A Singapore Icon Returns
Nathan Yong’s signature Breakstool has been relaunched at Gallery & Co., along with a new Breakchair version.
The Breakstool is recognised as one of Yong’s most significant works. Within six months of the Breakstool’s debut in the Singapore market in 2006, it was bought by French modern furniture company Ligne Roset, and helped propel Yong into the international design scene. Locally, the Breakstool also earned Yong the International Furniture Fair Award Singapore that same year, while more recently, it was included as a permanent display in DesignSingapore’s 50 Years of Singapore Design Exhibition at the National Design Centre.
With the release of the trademark in 2013, and the design’s 10th anniversary this year, Yong shares that the timing seemed right to revisit the Breakstool during the month of National Day.
“I feel it is only fitting to revisit the one piece that led to my career in the international market as a Singaporean designer and I am very grateful to be able to do my country proud through my work,” says Yong.

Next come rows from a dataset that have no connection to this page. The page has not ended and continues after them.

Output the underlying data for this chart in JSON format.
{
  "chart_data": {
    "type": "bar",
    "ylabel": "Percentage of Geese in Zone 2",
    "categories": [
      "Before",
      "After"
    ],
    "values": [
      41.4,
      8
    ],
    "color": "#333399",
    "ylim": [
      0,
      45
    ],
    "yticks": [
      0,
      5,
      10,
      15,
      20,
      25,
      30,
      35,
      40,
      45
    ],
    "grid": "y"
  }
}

“The team at Gallery & Co. have always been avid supporters of the local design community, and being in a museum environment, I believe there’s no other space more appropriate to celebrate the relaunch of the Breakstool and the newly designed Breakchair. I think it is very appropriate to show visitors, be it locals or tourists, the local content,” he adds.
The Breakstool is moulded from a single sheet of plywood, and its design stems from the desire to create a stool with a comfortable curved surface that challenges the archetypal shape of stools, which is usually assembled with multiple flat elements. Given that plywood sheets cannot be bent in two directions through various techniques, Yong’s solution was to add slits on both sides of the stool. The result is an illusion that the stool is breaking apart, when in fact the outward splaying actually increases the stool’s stability.
The chair version serves as a “natural evolution” of the Breakstool, says Yong. “ I always love to design chairs. The idea was to use the same mould, and fit the back with a plywood press.”
“It’s actually a very simple solution – a very simple shape, and humorous. I think that is the beauty of it, that everybody understands and get it,” he says.